A recent court decision highlights these difficulties.  A professional deputy sought court authority to apply for approximately £17,000 a year from a child’s funds towards payment of her younger brother’s school fees.  The Official Solicitor was involved and strenuously resisted the application.

The court concluded the gifts, past, present and future should be authorised, no doubt a relief for the deputy involved who was potentially faced with personal liability to repay £50,000+ spent on school fees by the time the court dealt with the case.

The court reached this decision based on multiple factors and expressly warned that it was tailored to this particular case and set of circumstances and should not be viewed as an authoritative approval for paying school fees in other cases.

Factors in favour of allowing the payments

The amount of fees represented less than 3% of the sister’s assets and could be funded out of income. The fees were also payable on a term basis so could be reviewed regularly by the deputy.
Providing the brother has a good education and does well in life, he is likely to be of more useful support to his sister in the future rather than feeling that his education had been hampered by her disabilities which could negatively affect their relationship in the future.

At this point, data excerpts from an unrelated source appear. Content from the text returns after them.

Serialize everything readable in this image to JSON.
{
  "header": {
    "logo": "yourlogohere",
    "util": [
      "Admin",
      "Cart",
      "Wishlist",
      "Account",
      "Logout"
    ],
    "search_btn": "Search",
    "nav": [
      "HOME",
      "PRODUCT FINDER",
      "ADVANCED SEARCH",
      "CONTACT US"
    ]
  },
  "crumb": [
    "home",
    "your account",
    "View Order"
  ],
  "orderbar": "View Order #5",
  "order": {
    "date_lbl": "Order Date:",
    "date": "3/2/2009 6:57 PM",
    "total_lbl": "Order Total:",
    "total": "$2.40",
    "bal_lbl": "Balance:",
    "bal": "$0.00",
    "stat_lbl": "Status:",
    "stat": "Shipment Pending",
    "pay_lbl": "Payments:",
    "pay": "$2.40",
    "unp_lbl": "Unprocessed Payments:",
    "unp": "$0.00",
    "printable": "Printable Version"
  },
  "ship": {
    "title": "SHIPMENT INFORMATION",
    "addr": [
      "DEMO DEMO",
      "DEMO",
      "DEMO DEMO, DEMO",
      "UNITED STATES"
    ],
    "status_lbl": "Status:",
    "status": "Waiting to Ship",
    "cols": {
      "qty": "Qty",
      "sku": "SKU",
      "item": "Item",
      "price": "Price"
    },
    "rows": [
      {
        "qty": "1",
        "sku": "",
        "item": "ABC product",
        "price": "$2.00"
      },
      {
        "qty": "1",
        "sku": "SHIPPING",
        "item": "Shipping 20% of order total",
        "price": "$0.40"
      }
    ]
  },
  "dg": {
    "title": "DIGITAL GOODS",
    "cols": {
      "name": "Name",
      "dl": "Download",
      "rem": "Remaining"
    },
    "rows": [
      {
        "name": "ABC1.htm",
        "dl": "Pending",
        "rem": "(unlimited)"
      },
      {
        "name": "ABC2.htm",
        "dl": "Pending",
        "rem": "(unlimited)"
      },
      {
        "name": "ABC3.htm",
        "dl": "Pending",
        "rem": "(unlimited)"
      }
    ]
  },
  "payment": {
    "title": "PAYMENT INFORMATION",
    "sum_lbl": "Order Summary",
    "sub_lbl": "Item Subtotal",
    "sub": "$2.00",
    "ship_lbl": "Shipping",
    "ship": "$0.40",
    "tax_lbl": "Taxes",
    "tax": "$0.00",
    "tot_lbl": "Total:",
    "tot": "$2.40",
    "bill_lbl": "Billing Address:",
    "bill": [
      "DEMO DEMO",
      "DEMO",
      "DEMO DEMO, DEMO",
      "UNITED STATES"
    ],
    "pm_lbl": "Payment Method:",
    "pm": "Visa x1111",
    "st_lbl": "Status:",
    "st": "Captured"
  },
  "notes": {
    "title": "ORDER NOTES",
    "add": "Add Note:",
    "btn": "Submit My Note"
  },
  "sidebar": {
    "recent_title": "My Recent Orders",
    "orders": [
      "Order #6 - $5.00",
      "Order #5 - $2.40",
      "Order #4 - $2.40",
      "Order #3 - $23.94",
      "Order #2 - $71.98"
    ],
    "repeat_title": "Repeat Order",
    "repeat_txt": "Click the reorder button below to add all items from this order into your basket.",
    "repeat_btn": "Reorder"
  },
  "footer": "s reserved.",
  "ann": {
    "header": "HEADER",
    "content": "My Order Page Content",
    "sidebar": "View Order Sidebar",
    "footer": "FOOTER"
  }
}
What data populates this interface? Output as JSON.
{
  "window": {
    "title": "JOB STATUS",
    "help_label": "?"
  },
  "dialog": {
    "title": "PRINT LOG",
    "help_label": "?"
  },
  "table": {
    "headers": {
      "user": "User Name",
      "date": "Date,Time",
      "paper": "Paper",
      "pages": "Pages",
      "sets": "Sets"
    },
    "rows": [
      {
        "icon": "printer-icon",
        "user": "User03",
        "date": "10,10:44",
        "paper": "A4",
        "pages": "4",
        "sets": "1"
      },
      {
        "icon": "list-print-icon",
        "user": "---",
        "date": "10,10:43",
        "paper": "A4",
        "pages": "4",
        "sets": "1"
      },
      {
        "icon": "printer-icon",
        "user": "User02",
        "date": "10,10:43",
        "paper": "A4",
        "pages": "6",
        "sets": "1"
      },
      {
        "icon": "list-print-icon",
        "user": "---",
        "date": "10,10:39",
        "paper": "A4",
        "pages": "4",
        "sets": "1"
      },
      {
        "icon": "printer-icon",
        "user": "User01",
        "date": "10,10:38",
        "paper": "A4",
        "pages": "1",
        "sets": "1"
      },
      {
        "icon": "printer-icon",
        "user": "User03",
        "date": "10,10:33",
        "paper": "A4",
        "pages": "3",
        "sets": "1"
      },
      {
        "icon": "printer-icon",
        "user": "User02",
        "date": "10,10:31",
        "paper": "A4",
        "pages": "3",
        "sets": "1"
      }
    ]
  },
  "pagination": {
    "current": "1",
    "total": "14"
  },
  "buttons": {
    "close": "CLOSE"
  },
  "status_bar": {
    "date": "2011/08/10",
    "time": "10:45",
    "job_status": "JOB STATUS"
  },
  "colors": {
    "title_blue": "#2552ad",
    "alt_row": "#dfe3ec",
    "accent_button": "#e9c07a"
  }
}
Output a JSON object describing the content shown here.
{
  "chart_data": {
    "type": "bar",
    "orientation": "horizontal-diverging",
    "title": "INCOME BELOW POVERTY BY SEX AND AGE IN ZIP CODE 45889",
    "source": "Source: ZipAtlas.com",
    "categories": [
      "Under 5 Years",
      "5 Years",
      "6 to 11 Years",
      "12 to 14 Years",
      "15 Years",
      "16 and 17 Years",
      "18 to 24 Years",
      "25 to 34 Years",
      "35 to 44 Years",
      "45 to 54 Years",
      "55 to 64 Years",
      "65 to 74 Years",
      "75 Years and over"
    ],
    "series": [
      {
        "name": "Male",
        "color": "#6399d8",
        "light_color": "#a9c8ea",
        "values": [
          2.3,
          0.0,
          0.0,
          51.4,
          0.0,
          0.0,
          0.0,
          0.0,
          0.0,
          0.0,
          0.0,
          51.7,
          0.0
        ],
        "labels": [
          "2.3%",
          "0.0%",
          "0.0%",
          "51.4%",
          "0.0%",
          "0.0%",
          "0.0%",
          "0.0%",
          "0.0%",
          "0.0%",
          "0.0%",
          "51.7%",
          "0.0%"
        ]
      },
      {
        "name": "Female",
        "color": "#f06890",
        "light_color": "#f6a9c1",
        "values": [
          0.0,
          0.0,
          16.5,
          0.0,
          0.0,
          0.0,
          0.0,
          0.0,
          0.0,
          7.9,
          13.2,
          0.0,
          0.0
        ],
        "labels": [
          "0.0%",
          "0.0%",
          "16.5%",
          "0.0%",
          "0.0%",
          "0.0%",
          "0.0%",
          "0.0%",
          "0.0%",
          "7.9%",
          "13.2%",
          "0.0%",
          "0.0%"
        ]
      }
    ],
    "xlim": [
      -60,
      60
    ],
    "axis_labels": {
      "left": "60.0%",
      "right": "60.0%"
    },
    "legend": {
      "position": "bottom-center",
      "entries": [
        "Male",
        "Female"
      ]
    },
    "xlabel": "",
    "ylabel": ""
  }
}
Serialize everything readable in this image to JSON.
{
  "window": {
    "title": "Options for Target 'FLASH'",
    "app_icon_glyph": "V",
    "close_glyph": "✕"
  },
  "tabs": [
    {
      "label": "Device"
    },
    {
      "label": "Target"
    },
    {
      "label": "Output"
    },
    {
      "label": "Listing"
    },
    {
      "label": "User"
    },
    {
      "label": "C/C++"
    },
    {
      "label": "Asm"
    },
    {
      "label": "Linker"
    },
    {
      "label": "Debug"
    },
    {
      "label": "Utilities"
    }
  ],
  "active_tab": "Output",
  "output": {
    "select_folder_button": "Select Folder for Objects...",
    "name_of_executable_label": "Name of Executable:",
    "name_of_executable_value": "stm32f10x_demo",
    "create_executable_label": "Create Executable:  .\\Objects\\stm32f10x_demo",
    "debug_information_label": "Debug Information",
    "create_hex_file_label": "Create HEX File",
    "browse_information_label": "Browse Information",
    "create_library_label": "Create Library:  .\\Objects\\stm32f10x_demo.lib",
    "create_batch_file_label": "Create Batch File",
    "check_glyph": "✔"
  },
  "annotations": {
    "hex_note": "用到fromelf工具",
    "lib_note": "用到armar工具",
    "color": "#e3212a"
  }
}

The school was close to the family home and has a school bus so the parents need not spend time running the brother to and from school which could otherwise be spent caring for his sister.  Ensuring the brother is happy and thriving in school alleviates stress for the family so the parents can focus their attention and concerns on their daughter.

Factors against the payment

The daughter’s £5m assets represent her clinical negligence claim award and should primarily be used for her own care.  Her needs and circumstances may change in the future and so her assets should be protected so far as possible.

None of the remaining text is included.